A roundtable held by the Conservative Friends of NHS at 10 Downing Street explored suggestions and challenges for women at work


Empowering women in the workplace was the focus of a roundtable discussion hosted by the Conservative Friends of NHS at 10 Downing Street in June.

Optometrist, Kiran Pannu-Dhillon, told OT about what she has taken away from the experience.

“Through my association with the Conservative Friends of NHS I was offered the opportunity to go to 10 Downing Street to have a discussion on the topics of women from ethnic minorities, women at work, and empowering women at work,” Pannu-Dhillon explained. “I felt privileged to be given the opportunity.”

The roundtable explored suggestions and possible issues for women at work.

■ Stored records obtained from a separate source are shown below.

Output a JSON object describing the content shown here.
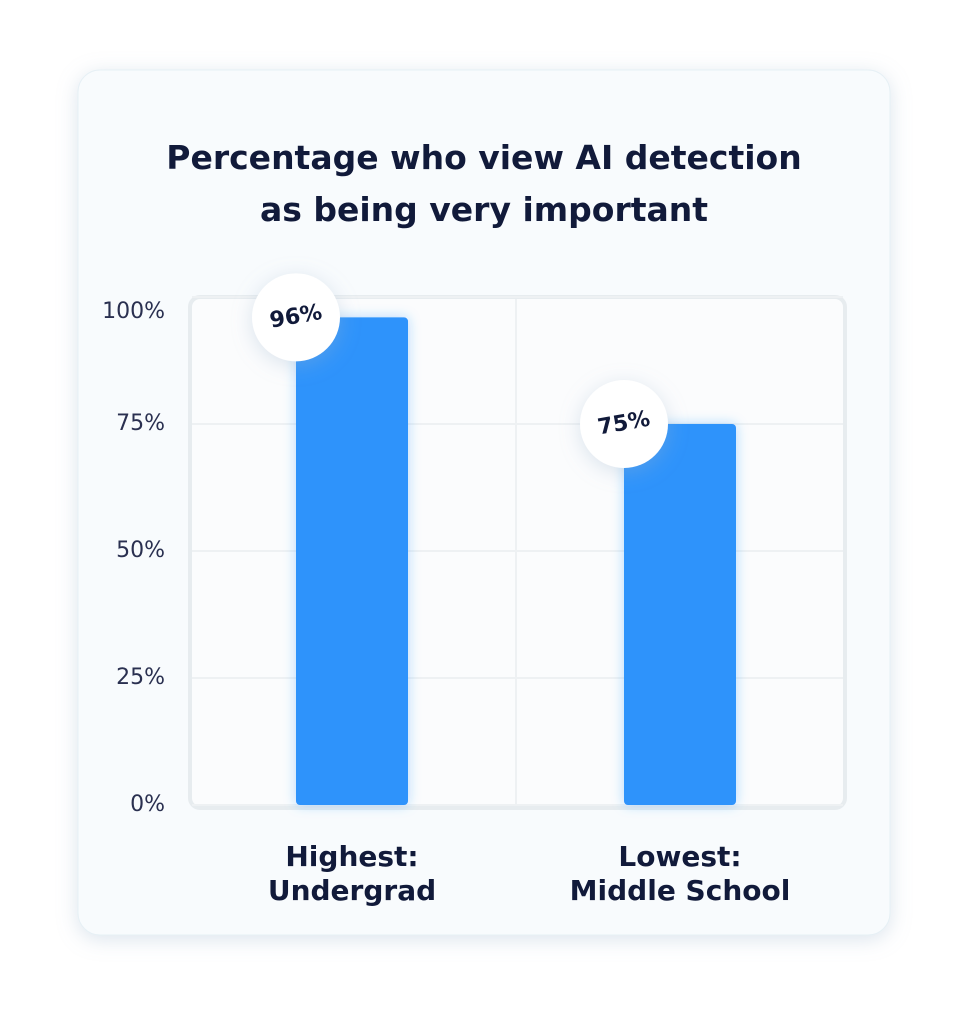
{
  "chart_data": {
    "type": "bar",
    "title": "Percentage who view AI detection as being very important",
    "categories": [
      "Highest:\nUndergrad",
      "Lowest:\nMiddle School"
    ],
    "values": [
      96,
      75
    ],
    "value_labels": [
      "96%",
      "75%"
    ],
    "color": "#2e93fb",
    "ylim": [
      0,
      100
    ],
    "yticks": [
      {
        "value": 0,
        "label": "0%"
      },
      {
        "value": 25,
        "label": "25%"
      },
      {
        "value": 50,
        "label": "50%"
      },
      {
        "value": 75,
        "label": "75%"
      },
      {
        "value": 100,
        "label": "100%"
      }
    ],
    "grid": true
  }
}
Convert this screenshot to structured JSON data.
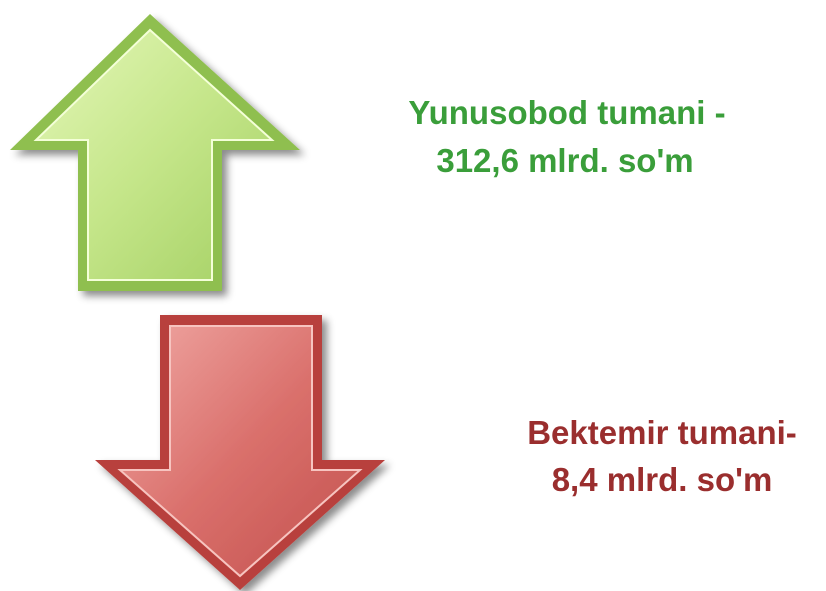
{
  "items": [
    {
      "lines": [
        "Yunusobod tumani -",
        "312,6 mlrd. so'm"
      ]
    },
    {
      "lines": [
        "Bektemir tumani-",
        "8,4 mlrd. so'm"
      ]
    }
  ]
}
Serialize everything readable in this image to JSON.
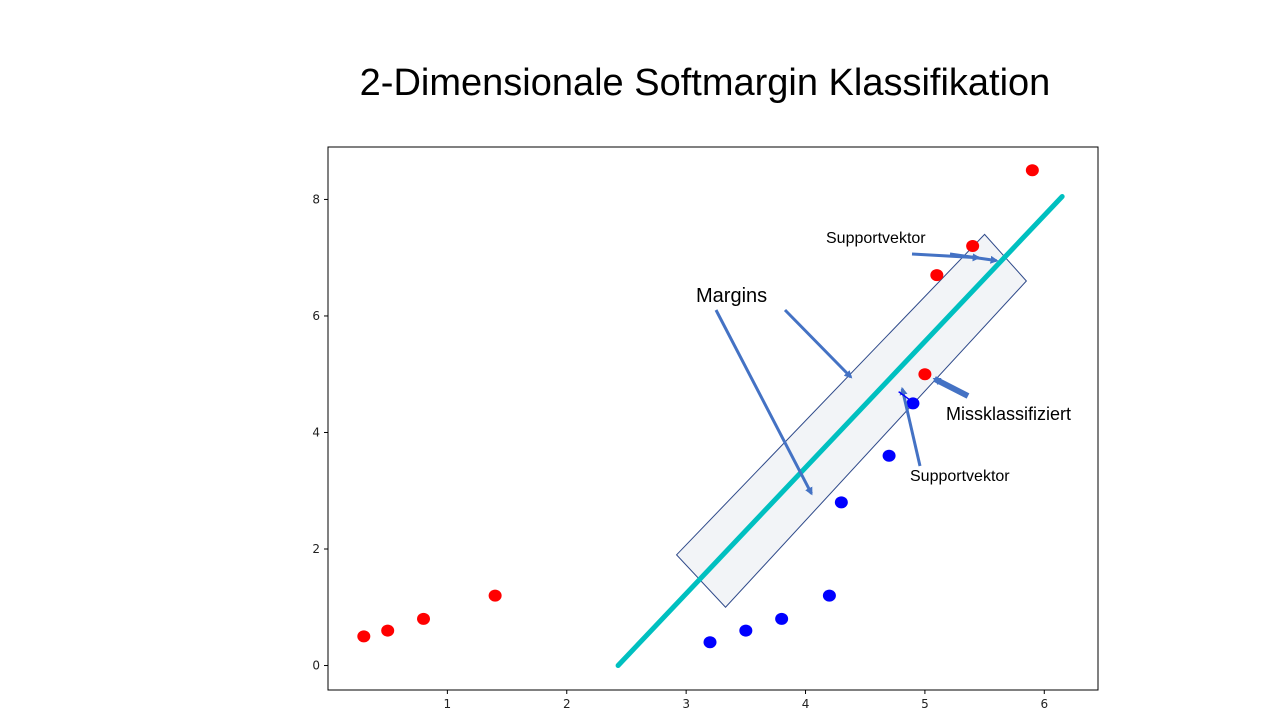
{
  "slide": {
    "title": "2-Dimensionale Softmargin Klassifikation"
  },
  "colors": {
    "red": "#ff0000",
    "blue": "#0000ff",
    "hyperplane": "#00c0c0",
    "arrow": "#4472c4",
    "margin_box_fill": "#f2f4f7",
    "margin_box_stroke": "#2f4a8a"
  },
  "chart_data": {
    "type": "scatter",
    "title": "",
    "xlabel": "",
    "ylabel": "",
    "xlim": [
      0.0,
      6.45
    ],
    "ylim": [
      -0.42,
      8.9
    ],
    "x_ticks": [
      1,
      2,
      3,
      4,
      5,
      6
    ],
    "y_ticks": [
      0,
      2,
      4,
      6,
      8
    ],
    "grid": false,
    "series": [
      {
        "color": "red",
        "points": [
          [
            0.3,
            0.5
          ],
          [
            0.5,
            0.6
          ],
          [
            0.8,
            0.8
          ],
          [
            1.4,
            1.2
          ],
          [
            5.1,
            6.7
          ],
          [
            5.4,
            7.2
          ],
          [
            5.9,
            8.5
          ],
          [
            5.0,
            5.0
          ]
        ]
      },
      {
        "color": "blue",
        "points": [
          [
            3.2,
            0.4
          ],
          [
            3.5,
            0.6
          ],
          [
            3.8,
            0.8
          ],
          [
            4.2,
            1.2
          ],
          [
            4.3,
            2.8
          ],
          [
            4.7,
            3.6
          ],
          [
            4.9,
            4.5
          ]
        ]
      }
    ],
    "hyperplane": {
      "from": [
        2.43,
        0.0
      ],
      "to": [
        6.15,
        8.05
      ]
    },
    "margin_band": {
      "corners": [
        [
          2.92,
          1.9
        ],
        [
          5.5,
          7.4
        ],
        [
          5.85,
          6.6
        ],
        [
          3.33,
          1.0
        ]
      ]
    },
    "annotations": {
      "margins": "Margins",
      "supportvektor_top": "Supportvektor",
      "supportvektor_bottom": "Supportvektor",
      "missklassifiziert": "Missklassifiziert"
    }
  }
}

“We had an open discussion,” Pannu-Dhillon said. “The conversations were based on our own experiences. I’m a mother of two kids, an eight-year-old boy and a seven-year-old girl, and I spoke about my personal journey in my career as a working mother, striving to better myself in my profession.”

Describing her career journey so far, Pannu-Dhillon, who works as a locum in Chiswick and is completing an independent prescribing course at City, University of London, told OT: “I grew up wanting to help and serve my local community with a passion to make a positive difference to people.”

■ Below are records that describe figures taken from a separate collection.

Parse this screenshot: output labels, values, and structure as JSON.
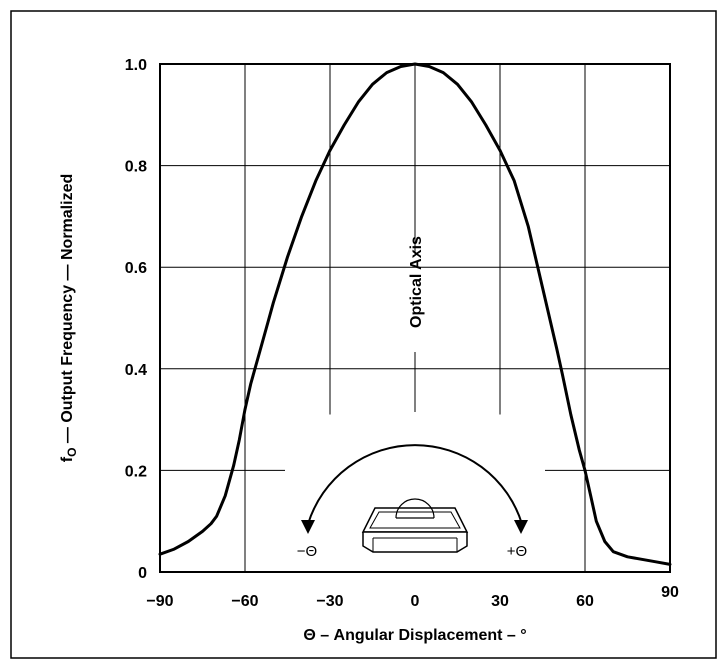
{
  "chart_data": {
    "type": "line",
    "title": "",
    "xlabel": "Θ – Angular Displacement – °",
    "ylabel_main": "f",
    "ylabel_sub": "O",
    "ylabel_rest": " — Output Frequency — Normalized",
    "xlim": [
      -90,
      90
    ],
    "ylim": [
      0,
      1.0
    ],
    "x_ticks": [
      -90,
      -60,
      -30,
      0,
      30,
      60,
      90
    ],
    "x_tick_labels": [
      "−90",
      "−60",
      "−30",
      "0",
      "30",
      "60",
      "90"
    ],
    "y_ticks": [
      0,
      0.2,
      0.4,
      0.6,
      0.8,
      1.0
    ],
    "y_tick_labels": [
      "0",
      "0.2",
      "0.4",
      "0.6",
      "0.8",
      "1.0"
    ],
    "grid": true,
    "series": [
      {
        "x": [
          -90,
          -85,
          -80,
          -75,
          -72,
          -70,
          -67,
          -64,
          -62,
          -60,
          -58,
          -55,
          -52,
          -50,
          -45,
          -40,
          -35,
          -30,
          -25,
          -20,
          -15,
          -10,
          -5,
          0,
          5,
          10,
          15,
          20,
          25,
          30,
          35,
          40,
          45,
          50,
          52,
          55,
          58,
          60,
          62,
          64,
          67,
          70,
          75,
          80,
          85,
          90
        ],
        "y": [
          0.035,
          0.045,
          0.06,
          0.08,
          0.095,
          0.11,
          0.15,
          0.21,
          0.26,
          0.32,
          0.37,
          0.43,
          0.49,
          0.53,
          0.62,
          0.7,
          0.77,
          0.83,
          0.88,
          0.925,
          0.96,
          0.983,
          0.995,
          1.0,
          0.995,
          0.983,
          0.96,
          0.925,
          0.88,
          0.83,
          0.77,
          0.68,
          0.56,
          0.44,
          0.39,
          0.31,
          0.24,
          0.2,
          0.15,
          0.1,
          0.06,
          0.04,
          0.03,
          0.025,
          0.02,
          0.015
        ]
      }
    ],
    "annotations": {
      "optical_axis": "Optical Axis",
      "minus_theta": "−Θ",
      "plus_theta": "+Θ"
    }
  }
}
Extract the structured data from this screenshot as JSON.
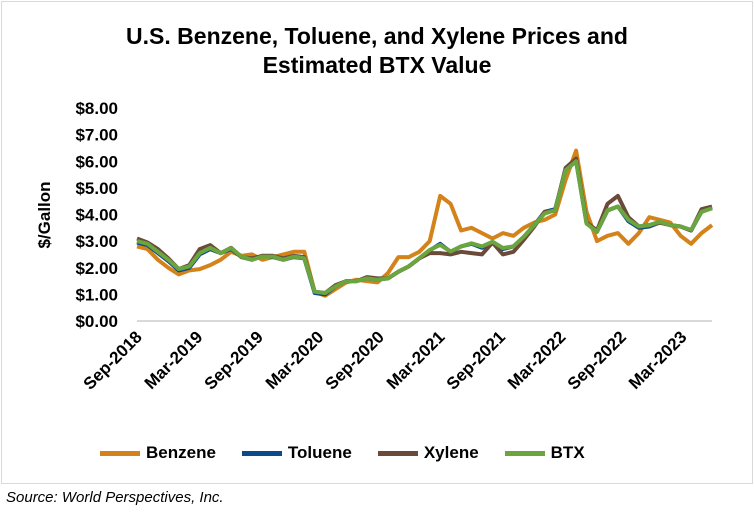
{
  "chart_data": {
    "type": "line",
    "title_lines": [
      "U.S. Benzene, Toluene, and Xylene Prices and",
      "Estimated BTX Value"
    ],
    "ylabel": "$/Gallon",
    "ylim": [
      0,
      8
    ],
    "yticks": [
      "$0.00",
      "$1.00",
      "$2.00",
      "$3.00",
      "$4.00",
      "$5.00",
      "$6.00",
      "$7.00",
      "$8.00"
    ],
    "x_months_span": 57,
    "xticks": [
      {
        "label": "Sep-2018",
        "month": 0
      },
      {
        "label": "Mar-2019",
        "month": 6
      },
      {
        "label": "Sep-2019",
        "month": 12
      },
      {
        "label": "Mar-2020",
        "month": 18
      },
      {
        "label": "Sep-2020",
        "month": 24
      },
      {
        "label": "Mar-2021",
        "month": 30
      },
      {
        "label": "Sep-2021",
        "month": 36
      },
      {
        "label": "Mar-2022",
        "month": 42
      },
      {
        "label": "Sep-2022",
        "month": 48
      },
      {
        "label": "Mar-2023",
        "month": 54
      }
    ],
    "series": [
      {
        "name": "Benzene",
        "color": "#D4821A",
        "values": [
          2.8,
          2.7,
          2.3,
          2.0,
          1.75,
          1.9,
          1.95,
          2.1,
          2.3,
          2.6,
          2.45,
          2.5,
          2.3,
          2.4,
          2.5,
          2.6,
          2.6,
          1.1,
          0.95,
          1.2,
          1.45,
          1.55,
          1.5,
          1.45,
          1.8,
          2.4,
          2.4,
          2.6,
          3.0,
          4.7,
          4.4,
          3.4,
          3.5,
          3.3,
          3.1,
          3.3,
          3.2,
          3.5,
          3.7,
          3.8,
          4.0,
          5.3,
          6.4,
          4.1,
          3.0,
          3.2,
          3.3,
          2.9,
          3.3,
          3.9,
          3.8,
          3.7,
          3.2,
          2.9,
          3.3,
          3.6
        ]
      },
      {
        "name": "Toluene",
        "color": "#0B4A8B",
        "values": [
          2.95,
          2.85,
          2.55,
          2.25,
          1.9,
          2.0,
          2.5,
          2.7,
          2.55,
          2.7,
          2.4,
          2.3,
          2.45,
          2.4,
          2.3,
          2.4,
          2.35,
          1.05,
          1.0,
          1.3,
          1.5,
          1.5,
          1.6,
          1.55,
          1.6,
          1.85,
          2.05,
          2.35,
          2.65,
          2.9,
          2.6,
          2.8,
          2.9,
          2.75,
          2.95,
          2.7,
          2.8,
          3.15,
          3.6,
          4.1,
          4.2,
          5.7,
          6.0,
          3.7,
          3.35,
          4.15,
          4.3,
          3.75,
          3.5,
          3.55,
          3.7,
          3.6,
          3.55,
          3.4,
          4.1,
          4.25
        ]
      },
      {
        "name": "Xylene",
        "color": "#6B4A3A",
        "values": [
          3.1,
          2.95,
          2.7,
          2.35,
          1.95,
          2.1,
          2.7,
          2.85,
          2.55,
          2.75,
          2.4,
          2.35,
          2.45,
          2.45,
          2.35,
          2.45,
          2.4,
          1.1,
          1.05,
          1.35,
          1.5,
          1.5,
          1.65,
          1.6,
          1.6,
          1.85,
          2.05,
          2.35,
          2.55,
          2.55,
          2.5,
          2.6,
          2.55,
          2.5,
          2.95,
          2.5,
          2.6,
          3.05,
          3.55,
          4.1,
          4.15,
          5.75,
          6.1,
          3.7,
          3.4,
          4.4,
          4.7,
          3.9,
          3.55,
          3.6,
          3.7,
          3.6,
          3.55,
          3.4,
          4.2,
          4.3
        ]
      },
      {
        "name": "BTX",
        "color": "#6AA53E",
        "values": [
          3.0,
          2.9,
          2.6,
          2.3,
          1.95,
          2.05,
          2.55,
          2.75,
          2.55,
          2.74,
          2.42,
          2.3,
          2.42,
          2.42,
          2.3,
          2.42,
          2.36,
          1.1,
          1.05,
          1.3,
          1.5,
          1.5,
          1.6,
          1.55,
          1.6,
          1.85,
          2.05,
          2.36,
          2.67,
          2.86,
          2.61,
          2.8,
          2.92,
          2.8,
          2.98,
          2.74,
          2.8,
          3.17,
          3.6,
          4.04,
          4.16,
          5.66,
          6.0,
          3.66,
          3.35,
          4.16,
          4.3,
          3.8,
          3.55,
          3.6,
          3.73,
          3.6,
          3.55,
          3.42,
          4.1,
          4.23
        ]
      }
    ]
  },
  "source": "Source: World Perspectives, Inc."
}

Pannu-Dhillon has an ambition to complete a Master’s in clinical optometry within the next two years.

“As a locum optometrist, I have a profession where I can largely juggle a balance between work and spending time with my children,” Pannu-Dhillon explained. “Many women I know are in careers without this option.”

The optometrist raised the need for an improved allowance for childcare.

“Paying for childcare is costly and can differ based on where you live in the UK, what type of service you need and how many hours per week you need someone to look after your child,” she explained. “Holiday childcare is a solution for many parents working outside of term-time, when many early years settings are closed.”

Sharing her view on the importance of empowering women in optometry, Pannu-Dhillon said: “I strive to create a work environment that is positive and encouraging.”

In particular, she emphasised the importance of all staff members being able to ask questions. She said: “When we feel comfortable to ask any question – big or small – it promotes learning.”

Other suggestions raised included an entrepreneur scheme that would help fund mothers aiming to establish a business. Discussions covered funding currently available for entrepreneurs, such as the New Enterprise Allowance and Start-Up Loan.

Another topic of discussion also touched on apprenticeship schemes, from school leavers to people wishing to upskill or change careers.

Reflecting on the visit to 10 Downing Street, Pannu-Dhillon told OT: “From the experience, I took away the importance of voicing our opinions and raising issues, and if possible, being the voice for someone else and supporting each other.”

If she was to repeat the experience, Pannu-Dhillon said she would want to discuss the need for myopia management to be made available on the NHS.

“All children should have access to all the options for myopia control,” she emphasised, highlighting the “urgent need” for the NHS to recognise myopia as a disease and allow all children “much needed access” to management options.